Within a week, it was over. Except—and this impressed Allec the most—"a couple of weeks later I get a call from Barrett, and he says, 'I know who attacked your site.'"
Lyon says, "I could have left it alone, but I had gotten attached, and I started investigating. I came up with some interesting techniques to trace back the attacks." He turned over his work to several law enforcement agencies, but he never heard about it again.
It was Allec who recommended Lyon to Richardson after the $500 eGold incident. "During that time when all those sites were getting extorted, you only stopped it one of two ways," Allec says. "You either paid them off, or you called Barrett."
Monday, Nov. 24, 2003: Building the Defense
Lyon's plan for BetCris was to build a system that would absorb huge DoS attacks, and he had an idea how, technically, he might do that.
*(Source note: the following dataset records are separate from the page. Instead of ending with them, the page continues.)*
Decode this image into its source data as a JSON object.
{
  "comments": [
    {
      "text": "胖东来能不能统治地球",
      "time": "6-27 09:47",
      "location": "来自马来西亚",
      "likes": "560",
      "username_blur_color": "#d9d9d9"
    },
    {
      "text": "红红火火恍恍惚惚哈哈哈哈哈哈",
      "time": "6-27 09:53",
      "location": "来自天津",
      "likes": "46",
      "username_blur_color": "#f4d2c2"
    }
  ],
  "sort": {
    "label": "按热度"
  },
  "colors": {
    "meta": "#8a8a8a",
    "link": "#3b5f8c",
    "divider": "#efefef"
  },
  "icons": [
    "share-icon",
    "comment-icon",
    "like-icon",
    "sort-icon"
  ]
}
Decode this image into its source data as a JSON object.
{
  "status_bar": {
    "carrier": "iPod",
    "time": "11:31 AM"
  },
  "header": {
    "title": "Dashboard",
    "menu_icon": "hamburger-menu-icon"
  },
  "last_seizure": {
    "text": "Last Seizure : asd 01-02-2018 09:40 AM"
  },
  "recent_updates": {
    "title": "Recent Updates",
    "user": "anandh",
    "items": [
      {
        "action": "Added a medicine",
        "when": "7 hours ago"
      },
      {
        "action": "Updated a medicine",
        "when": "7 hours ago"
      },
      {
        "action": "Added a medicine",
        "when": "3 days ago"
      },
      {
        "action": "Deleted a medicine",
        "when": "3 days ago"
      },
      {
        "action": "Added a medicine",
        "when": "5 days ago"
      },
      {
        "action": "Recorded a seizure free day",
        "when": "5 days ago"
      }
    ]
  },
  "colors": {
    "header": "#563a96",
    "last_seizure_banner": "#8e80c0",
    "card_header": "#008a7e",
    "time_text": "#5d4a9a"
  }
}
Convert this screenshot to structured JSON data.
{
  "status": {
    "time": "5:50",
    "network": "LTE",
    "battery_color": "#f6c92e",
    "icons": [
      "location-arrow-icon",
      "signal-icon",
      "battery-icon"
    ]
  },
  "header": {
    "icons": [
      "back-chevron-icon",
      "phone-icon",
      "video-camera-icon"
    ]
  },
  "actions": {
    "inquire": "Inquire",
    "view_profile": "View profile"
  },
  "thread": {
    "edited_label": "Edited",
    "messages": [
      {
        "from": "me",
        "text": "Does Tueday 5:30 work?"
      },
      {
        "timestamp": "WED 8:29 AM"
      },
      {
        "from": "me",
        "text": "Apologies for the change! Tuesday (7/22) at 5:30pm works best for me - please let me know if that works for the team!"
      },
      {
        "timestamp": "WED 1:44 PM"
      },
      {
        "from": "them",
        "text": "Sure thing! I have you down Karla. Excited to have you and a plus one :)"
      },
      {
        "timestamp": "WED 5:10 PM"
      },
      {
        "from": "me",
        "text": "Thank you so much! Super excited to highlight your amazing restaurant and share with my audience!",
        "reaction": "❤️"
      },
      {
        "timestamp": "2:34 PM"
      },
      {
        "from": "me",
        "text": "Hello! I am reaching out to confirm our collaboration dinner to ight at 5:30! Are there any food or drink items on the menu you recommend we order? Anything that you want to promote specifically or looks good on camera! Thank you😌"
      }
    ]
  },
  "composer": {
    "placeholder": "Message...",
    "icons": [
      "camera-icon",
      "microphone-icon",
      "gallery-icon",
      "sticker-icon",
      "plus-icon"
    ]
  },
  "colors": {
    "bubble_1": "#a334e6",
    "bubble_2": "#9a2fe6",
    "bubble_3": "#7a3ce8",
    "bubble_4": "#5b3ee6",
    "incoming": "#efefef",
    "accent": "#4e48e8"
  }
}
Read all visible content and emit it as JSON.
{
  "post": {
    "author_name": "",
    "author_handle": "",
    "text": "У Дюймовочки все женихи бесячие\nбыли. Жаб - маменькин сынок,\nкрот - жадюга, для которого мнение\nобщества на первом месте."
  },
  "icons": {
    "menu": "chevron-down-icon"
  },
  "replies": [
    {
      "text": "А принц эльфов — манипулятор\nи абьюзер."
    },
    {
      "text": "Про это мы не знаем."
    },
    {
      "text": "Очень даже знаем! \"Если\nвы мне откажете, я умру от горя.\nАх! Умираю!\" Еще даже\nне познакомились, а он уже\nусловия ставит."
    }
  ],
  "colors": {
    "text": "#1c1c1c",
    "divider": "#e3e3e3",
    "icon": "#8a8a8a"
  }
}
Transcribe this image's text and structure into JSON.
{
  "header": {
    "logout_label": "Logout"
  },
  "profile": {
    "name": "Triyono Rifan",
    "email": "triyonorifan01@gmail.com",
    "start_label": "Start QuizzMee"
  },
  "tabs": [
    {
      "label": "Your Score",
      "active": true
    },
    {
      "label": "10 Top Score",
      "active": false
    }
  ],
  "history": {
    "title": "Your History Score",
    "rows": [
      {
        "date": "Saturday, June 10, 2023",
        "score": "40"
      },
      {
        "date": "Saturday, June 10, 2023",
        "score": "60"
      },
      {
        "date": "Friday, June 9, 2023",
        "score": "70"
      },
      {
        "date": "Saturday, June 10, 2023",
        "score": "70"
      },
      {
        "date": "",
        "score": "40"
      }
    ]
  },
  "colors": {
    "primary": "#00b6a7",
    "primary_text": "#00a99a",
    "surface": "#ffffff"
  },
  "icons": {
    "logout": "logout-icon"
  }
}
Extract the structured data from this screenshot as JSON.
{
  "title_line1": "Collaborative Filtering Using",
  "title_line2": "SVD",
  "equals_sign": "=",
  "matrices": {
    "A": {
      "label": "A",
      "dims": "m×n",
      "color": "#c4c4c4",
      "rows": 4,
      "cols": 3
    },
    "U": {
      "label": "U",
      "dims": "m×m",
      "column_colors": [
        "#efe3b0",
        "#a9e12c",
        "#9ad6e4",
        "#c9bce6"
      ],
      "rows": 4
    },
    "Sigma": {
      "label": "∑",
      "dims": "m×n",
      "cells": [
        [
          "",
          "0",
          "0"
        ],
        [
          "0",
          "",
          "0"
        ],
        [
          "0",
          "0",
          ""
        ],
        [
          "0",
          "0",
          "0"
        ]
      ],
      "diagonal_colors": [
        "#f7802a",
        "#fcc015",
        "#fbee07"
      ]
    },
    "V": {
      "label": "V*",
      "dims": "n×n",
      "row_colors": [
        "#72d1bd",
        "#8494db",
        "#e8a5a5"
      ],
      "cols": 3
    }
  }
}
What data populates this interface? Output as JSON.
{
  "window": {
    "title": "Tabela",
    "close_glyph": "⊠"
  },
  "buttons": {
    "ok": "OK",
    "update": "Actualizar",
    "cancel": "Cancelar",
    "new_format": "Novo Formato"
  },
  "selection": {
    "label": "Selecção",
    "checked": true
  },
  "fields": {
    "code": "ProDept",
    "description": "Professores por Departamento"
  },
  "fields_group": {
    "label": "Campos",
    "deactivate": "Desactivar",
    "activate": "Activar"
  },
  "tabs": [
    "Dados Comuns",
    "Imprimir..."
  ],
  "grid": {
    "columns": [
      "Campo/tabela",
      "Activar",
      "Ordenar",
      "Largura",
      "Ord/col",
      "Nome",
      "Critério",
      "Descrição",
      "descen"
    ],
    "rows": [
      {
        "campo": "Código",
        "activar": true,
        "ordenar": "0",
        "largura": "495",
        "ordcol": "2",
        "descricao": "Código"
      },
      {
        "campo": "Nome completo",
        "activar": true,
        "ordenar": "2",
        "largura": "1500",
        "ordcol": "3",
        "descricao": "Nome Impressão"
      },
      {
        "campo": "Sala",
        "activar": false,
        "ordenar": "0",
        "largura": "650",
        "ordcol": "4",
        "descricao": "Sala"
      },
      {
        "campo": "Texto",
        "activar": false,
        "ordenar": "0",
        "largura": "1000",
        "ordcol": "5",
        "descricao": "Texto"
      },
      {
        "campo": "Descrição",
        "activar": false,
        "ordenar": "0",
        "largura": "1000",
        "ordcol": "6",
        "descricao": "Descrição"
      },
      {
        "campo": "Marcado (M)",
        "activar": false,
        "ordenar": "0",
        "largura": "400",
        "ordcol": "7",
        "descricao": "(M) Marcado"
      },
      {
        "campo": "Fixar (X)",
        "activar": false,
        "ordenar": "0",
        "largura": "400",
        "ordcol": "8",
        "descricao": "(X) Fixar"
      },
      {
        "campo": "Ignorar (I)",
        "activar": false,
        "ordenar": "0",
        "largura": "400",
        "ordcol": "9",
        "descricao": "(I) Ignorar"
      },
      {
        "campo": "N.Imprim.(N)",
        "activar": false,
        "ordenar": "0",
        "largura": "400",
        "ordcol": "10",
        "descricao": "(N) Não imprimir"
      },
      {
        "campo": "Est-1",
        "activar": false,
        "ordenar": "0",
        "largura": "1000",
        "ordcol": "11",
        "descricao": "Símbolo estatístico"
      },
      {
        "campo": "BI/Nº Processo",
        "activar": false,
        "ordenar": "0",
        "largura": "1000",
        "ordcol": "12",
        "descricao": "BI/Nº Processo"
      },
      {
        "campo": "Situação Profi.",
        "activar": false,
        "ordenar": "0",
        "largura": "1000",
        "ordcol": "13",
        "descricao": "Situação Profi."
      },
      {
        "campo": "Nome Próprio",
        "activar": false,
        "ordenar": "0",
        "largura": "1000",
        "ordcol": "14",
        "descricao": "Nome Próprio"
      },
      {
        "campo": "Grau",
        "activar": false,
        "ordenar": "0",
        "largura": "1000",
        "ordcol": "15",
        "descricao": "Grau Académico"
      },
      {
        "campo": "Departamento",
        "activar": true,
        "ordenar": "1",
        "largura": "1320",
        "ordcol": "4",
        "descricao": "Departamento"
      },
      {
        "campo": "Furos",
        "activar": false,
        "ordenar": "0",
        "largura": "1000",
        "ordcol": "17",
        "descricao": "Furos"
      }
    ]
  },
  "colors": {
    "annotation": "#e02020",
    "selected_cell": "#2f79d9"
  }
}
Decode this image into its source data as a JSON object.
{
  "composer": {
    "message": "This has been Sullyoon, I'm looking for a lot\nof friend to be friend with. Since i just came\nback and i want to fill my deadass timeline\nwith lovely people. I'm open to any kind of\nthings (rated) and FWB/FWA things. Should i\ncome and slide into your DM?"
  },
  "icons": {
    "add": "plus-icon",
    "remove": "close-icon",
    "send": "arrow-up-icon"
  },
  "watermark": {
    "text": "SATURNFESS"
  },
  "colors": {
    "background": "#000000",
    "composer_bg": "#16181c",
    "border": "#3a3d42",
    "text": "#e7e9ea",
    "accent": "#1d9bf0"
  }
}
But he had little idea how he would convince a tier-one hosting facility (essentially an ISP's ISP), to host his system—to voluntarily accept massive DoS attacks to see if his little project could thwart them.
Through his Opte.org project, Lyon knew of an ISP called PureGig in Phoenix with a 10Gbps pipe, plenty of bandwidth to host his system without disturbing PureGig's other customers. Lyon called Matt Wilson at PureGig. He begged.
A heated internal debate took place at PureGig. The company was ready to say no, Wilson told Lyon. Lyon begged harder.
Lyon believes what tipped PureGig to support his cause was altruism. "They told me they don't like to back down from challenges," he recalls. But it probably had as much to do with generating business. For, if Lyon and PureGig did figure out how to stop DoS attacks, they would have something that their competitors didn't.
"There was a great deal of skepticism here; it was not a popular idea," recalls Wilson. "My thinking was that normally the ISP's solution for DoS attacks is to shut off the customer," he says. (In other words, null-route them like the ISP did in shutting down BetCris.) Wilson adds, "In our minds, that wasn't a good long-term solution. Revenue issues aside, we thought maybe we could learn how to fix the problem. But still, it was a huge risk."